The reason for the effectiveness of the Shannon-inspired model in compensating for errors is the enhancement in MI I (Y o ; Y a ) due to error statistics shaping via PDB and PDR, as shown in Fig. 9(c) 
B. IMPACT OF NONIDEALITIES AND PROCESS VARIATIONS
Next, we evaluate the tolerance of the proposed Shannoninspired architecture to various practical nonidealities, such as a finite number of distinct clock pulsewidths, process variations, and clock pulsewidth variations. While PDB and PDR can potentially assign a unique delay to each gate, in practice, those delays need to be further quantized to take one value out of the finite set of available distinct clock pulsewidths. Fig. 10(a) shows the p TP versus cp-avg curves for the Shannon-inspired architecture after quantizing the ideal clock pulsewidths to 46 distinct pulsewidths for the SVM implementation [see Fig. 8(b) ] consisting of 54 332 gates. The number of distinct clock pulsewidths is of the same order as the number of gating domains explored in [28] . We observe negligible deterioration in the accuracy of the Shannon-inspired architecture (in cp-avg < 1% regime). Such gate clock pulsewidth quantization enables amortization of the clock pulse generation circuitry, including the sharing of the clocking transistors across different nanomagnets [28] . The clock network design is further simplified, since the quantized clock pulsewidths are integer multiples of the shortest reference clock, and multiple parallel dot products (in applications, such as filter banks and neural networks) can share a single clock generation circuitry.

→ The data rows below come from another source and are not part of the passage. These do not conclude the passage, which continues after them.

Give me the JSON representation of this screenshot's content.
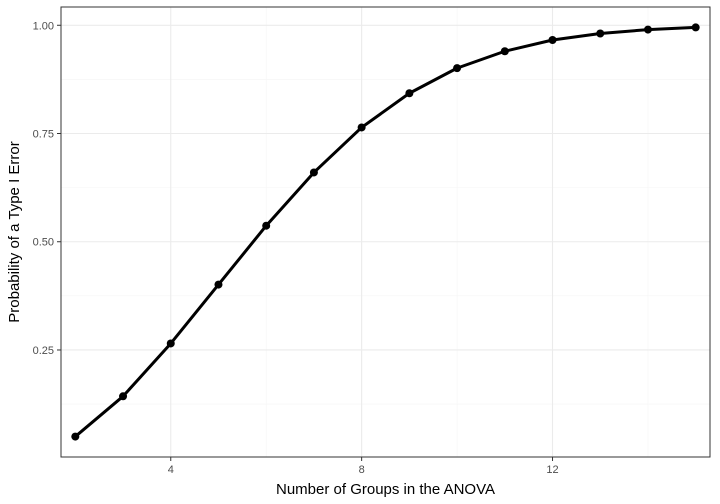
{
  "chart_data": {
    "type": "line",
    "title": "",
    "xlabel": "Number of Groups in the ANOVA",
    "ylabel": "Probability of a Type I Error",
    "x": [
      2,
      3,
      4,
      5,
      6,
      7,
      8,
      9,
      10,
      11,
      12,
      13,
      14,
      15
    ],
    "series": [
      {
        "values": [
          0.05,
          0.143,
          0.265,
          0.401,
          0.537,
          0.66,
          0.764,
          0.843,
          0.901,
          0.94,
          0.966,
          0.981,
          0.99,
          0.995
        ]
      }
    ],
    "xlim": [
      1.7,
      15.3
    ],
    "ylim": [
      0.0028,
      1.0422
    ],
    "x_ticks": [
      4,
      8,
      12
    ],
    "x_tick_labels": [
      "4",
      "8",
      "12"
    ],
    "y_ticks": [
      0.25,
      0.5,
      0.75,
      1.0
    ],
    "y_tick_labels": [
      "0.25",
      "0.50",
      "0.75",
      "1.00"
    ],
    "x_minor_ticks": [
      6,
      10,
      14
    ],
    "y_minor_ticks": [
      0.125,
      0.375,
      0.625,
      0.875
    ],
    "grid": true,
    "legend": "none",
    "colors": {
      "line": "#000000",
      "grid_major": "#ebebeb",
      "grid_minor": "#f5f5f5",
      "panel_border": "#333333",
      "tick_text": "#4d4d4d"
    }
  }
}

Process variations present an additional challenge in beyond-CMOS systems. We evaluate the tolerance of the Shannon-inspired approach to static within-die variations in three device parameters, namely, energy barrier E b , damping coefficient α of the nanomagnets, and clocking transistor ON current I ON . We observe in Fig. 10(b) that the Shannoninspired architecture with quantized clock pulsewidths can tolerate a 3(σ/µ) variations of up to 24% in each of the three device parameters. When dynamic variations in the clock pulsewidths are included in addition to their quantization and process variations, we find in Fig. 10(c) that the Shannoninspired architecture can tolerate a maximum deviation (β) of 20% of the minimum clock pulsewidth (T g,min ).
VI. DISCUSSION
In this paper, we demonstrated the benefits of employing the Shannon-inspired model of computation to enhance the tolerance of digital clocked ASL implementations to random gate-level switching errors. While it improves the energy efficiency of digital clocked ASL-based implementations, the same approach can be applied to many other spintronic devices, such as MESO [3] and CoMET [4] , as long as they use nanomagnet switching for information processing. The Shannon-inspired techniques have been previously applied to CMOS implementations to further reduce their energy consumption via voltage overscaling [32] , [42] . In contrast, ASL/spintronics provides a new way of trading of stochasticity with energy by realizing this energy-accuracy tradeoff at the device level. The Shannon-inspired approach can enhance the ability to perform reliable computation on stochastic device fabrics to enable the use of a highly error prone but scalable physical device.